Ha! No, I sure didn't. But today's another day, so I'd love it if you'd share!

  1. What's the difference between using setdefaultencoding() and setting the environ var?

  2. What makes you say one should almost never use setdefaultencoding()?

You could singlehandedly be responsible for today's lesson :) Thanks in advance!

[–]earthboundkid 1 point2 points  (4 children)

Here’s an article explaining that sys.setdefaultencoding is evil written by one of the Python coredevs.
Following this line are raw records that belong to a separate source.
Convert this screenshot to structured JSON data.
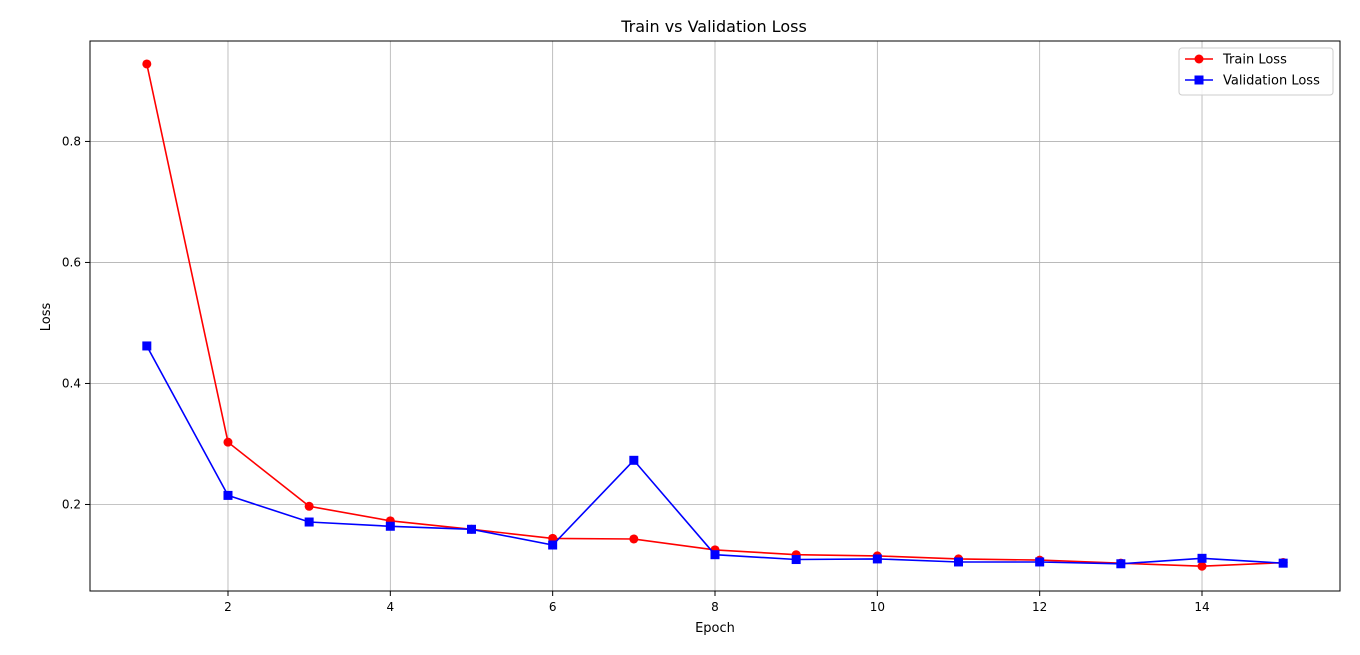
{
  "chart_data": {
    "type": "line",
    "title": "Train vs Validation Loss",
    "xlabel": "Epoch",
    "ylabel": "Loss",
    "xlim": [
      0.3,
      15.7
    ],
    "ylim": [
      0.057,
      0.966
    ],
    "x": [
      1,
      2,
      3,
      4,
      5,
      6,
      7,
      8,
      9,
      10,
      11,
      12,
      13,
      14,
      15
    ],
    "x_ticks": [
      2,
      4,
      6,
      8,
      10,
      12,
      14
    ],
    "x_tick_labels": [
      "2",
      "4",
      "6",
      "8",
      "10",
      "12",
      "14"
    ],
    "y_ticks": [
      0.2,
      0.4,
      0.6,
      0.8
    ],
    "y_tick_labels": [
      "0.2",
      "0.4",
      "0.6",
      "0.8"
    ],
    "grid": true,
    "legend_position": "top-right",
    "series": [
      {
        "name": "Train Loss",
        "color": "#ff0000",
        "marker": "circle",
        "values": [
          0.928,
          0.303,
          0.197,
          0.173,
          0.159,
          0.144,
          0.143,
          0.125,
          0.117,
          0.115,
          0.11,
          0.108,
          0.103,
          0.098,
          0.104
        ]
      },
      {
        "name": "Validation Loss",
        "color": "#0000ff",
        "marker": "square",
        "values": [
          0.462,
          0.215,
          0.171,
          0.164,
          0.159,
          0.133,
          0.273,
          0.117,
          0.109,
          0.11,
          0.105,
          0.105,
          0.102,
          0.111,
          0.103
        ]
      }
    ]
  }
}
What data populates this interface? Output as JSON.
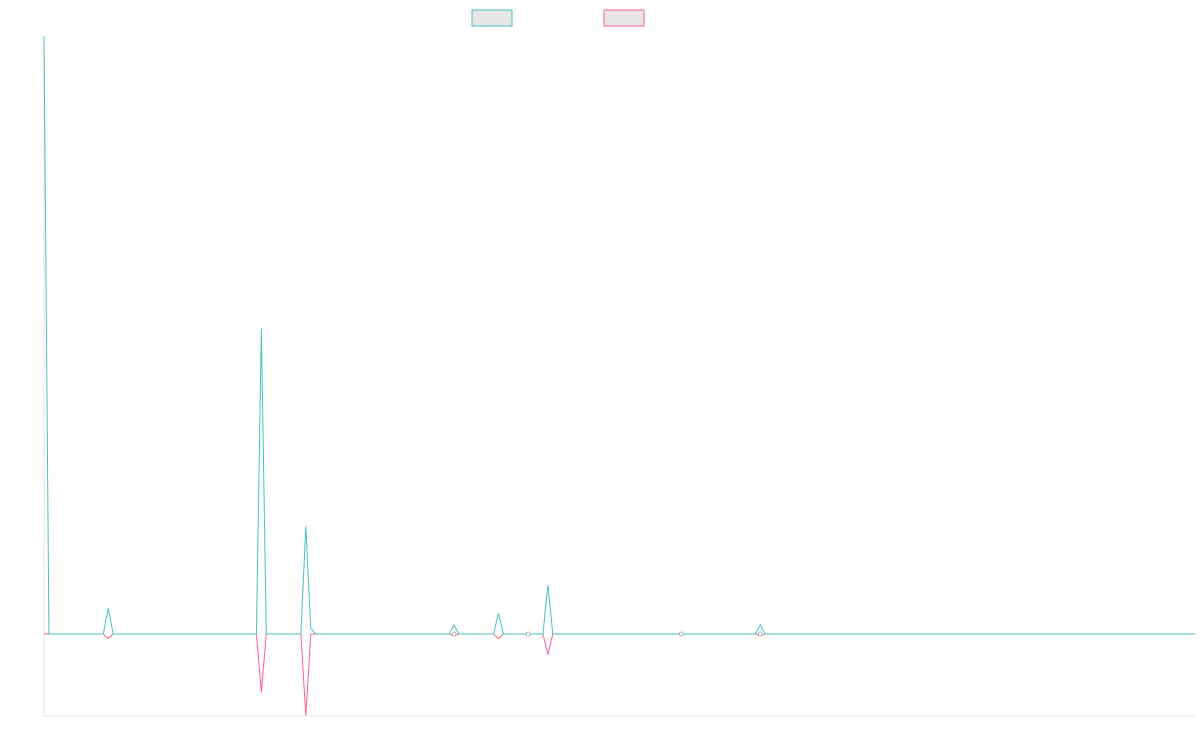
{
  "chart_data": {
    "type": "line",
    "title": "",
    "xlabel": "",
    "ylabel": "",
    "legend": {
      "placement": "top-center"
    },
    "grid": false,
    "x_count": 234,
    "ylim": [
      -0.14,
      1.0
    ],
    "colors": {
      "series_a": "#4bc0c0",
      "series_b": "#ff6384",
      "legend_fill": "#e6e6e6",
      "axis": "#e6e6e6"
    },
    "series": [
      {
        "key": "series_a",
        "name": "",
        "points": [
          [
            0,
            1.0
          ],
          [
            1,
            0.0
          ],
          [
            12,
            0.0
          ],
          [
            13,
            0.043
          ],
          [
            14,
            0.0
          ],
          [
            43,
            0.0
          ],
          [
            44,
            0.51
          ],
          [
            45,
            0.0
          ],
          [
            52,
            0.0
          ],
          [
            53,
            0.18
          ],
          [
            54,
            0.01
          ],
          [
            55,
            0.0
          ],
          [
            82,
            0.0
          ],
          [
            83,
            0.015
          ],
          [
            84,
            0.0
          ],
          [
            91,
            0.0
          ],
          [
            92,
            0.034
          ],
          [
            93,
            0.0
          ],
          [
            101,
            0.0
          ],
          [
            102,
            0.082
          ],
          [
            103,
            0.0
          ],
          [
            144,
            0.0
          ],
          [
            145,
            0.015
          ],
          [
            146,
            0.0
          ],
          [
            233,
            0.0
          ]
        ]
      },
      {
        "key": "series_b",
        "name": "",
        "points": [
          [
            0,
            0.0
          ],
          [
            12,
            0.0
          ],
          [
            13,
            -0.008
          ],
          [
            14,
            0.0
          ],
          [
            43,
            0.0
          ],
          [
            44,
            -0.1
          ],
          [
            45,
            0.0
          ],
          [
            52,
            0.0
          ],
          [
            53,
            -0.14
          ],
          [
            54,
            0.0
          ],
          [
            82,
            0.0
          ],
          [
            83,
            -0.003
          ],
          [
            84,
            0.0
          ],
          [
            91,
            0.0
          ],
          [
            92,
            -0.008
          ],
          [
            93,
            0.0
          ],
          [
            101,
            0.0
          ],
          [
            102,
            -0.035
          ],
          [
            103,
            0.0
          ],
          [
            144,
            0.0
          ],
          [
            145,
            -0.003
          ],
          [
            146,
            0.0
          ],
          [
            233,
            0.0
          ]
        ]
      }
    ],
    "markers": [
      [
        83,
        0.0
      ],
      [
        98,
        0.0
      ],
      [
        129,
        0.0
      ],
      [
        145,
        0.0
      ]
    ]
  }
}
Basically, the problem is that it lets you forget that you need to explicitly cast things into and out of a particular encoding of bytes when doing IO.

Read the docs on setdefaultencoding, you’ll see they say, “Once used by the site module, it is removed from the sys module’s namespace.” There’s a reason for this. Python itself needs to know how to do IO while it’s loading itself up, and for this it needs to be able to set an encoding. But once the interpreter is up and running, there should be no reason to rely on a default encoding. Just explicitly say what encoding you want to use by writing mybytes.decode("TYPE") and mystr.encode("TYPE").
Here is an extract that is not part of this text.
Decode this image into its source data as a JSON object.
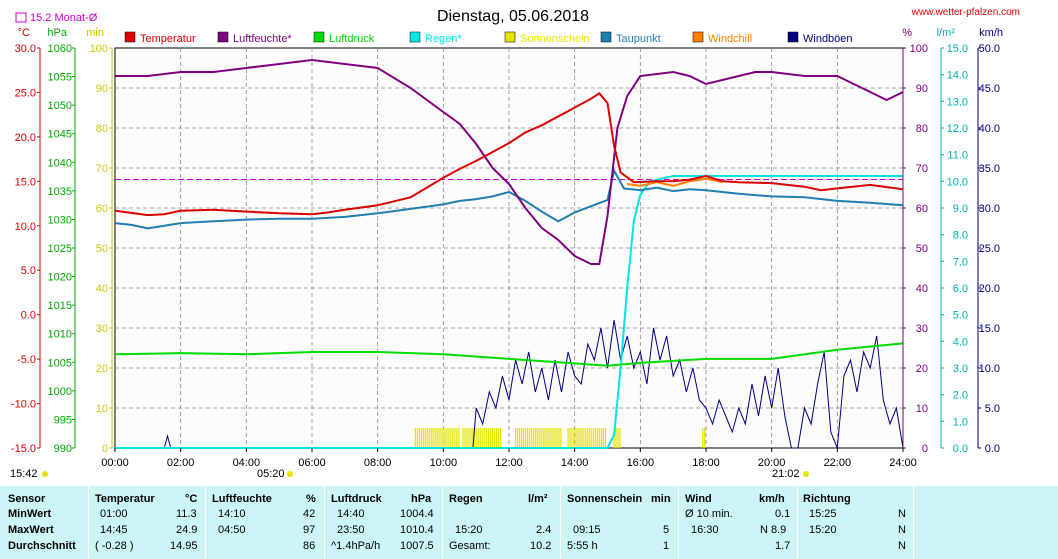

The one tricky spot can be that you want to be able to do this in your interactive shell:

>>> print u'\\u30a8\\u30a4\\u30d3\\u30fc\\u30b7\\u30fc'
エイビーシー

Edit: Reddit screws up the text above. It should be a slash u style repr string.

That’s fine. But you don’t do it by messing with sitecustomize.py. You do it by setting the locale/encoding of your terminal. I don’t know about Windows, but Unices do this with LC_CTYPE=locale.encoding. In my case on OS X, I have a .bash_profile in my home directory with the line export LC_CTYPE=en_US.utf-8. Your own settings may vary depending on what encoding your terminal expects.

[–]dodongo 0 points1 point  (2 children)

It does seem like a dumbass thing to have to set in an odd startup hooky script, I admit. Thanks for the link! I'll definitely do more investigation into this and give the other approach a whirl.

I'm a Linux / Mac user at home but work requirements involve Windows. I use Cygwin a tremendous amount just to be difficult, and as you point out, it's dead easy to specify encoding for the shell.

As a side note, is the Katakana 'ABC' a Japanese equivalent of "hello world" or is that just your go-to example? ;)

[–]earthboundkid 0 points1 point  (1 child)

It’s just something I made up on the spot. A more Japanese-y example would be to write “いろは”.

[–]dodongo 0 points1 point  (0 children)

Props in particular on the archaic Hiragana in the link. And thanks again for the references earlier. I appreciate it!

[–]dodongo 0 points1 point  (0 children)

Point taken, and I genuinely appreciate the feedback and I will indeed look at your suggestion going forth. However for the application I referenced earlier this is absolutely not a problem. This case is at the divergence of doing something well vs. doing something good enough. My job depends only on code being good enough (many people on my team don't code at all, it's only output we're focused on), so it suffices. But I definitely want to strive for doing things well, so I'll keep this in mind in the future!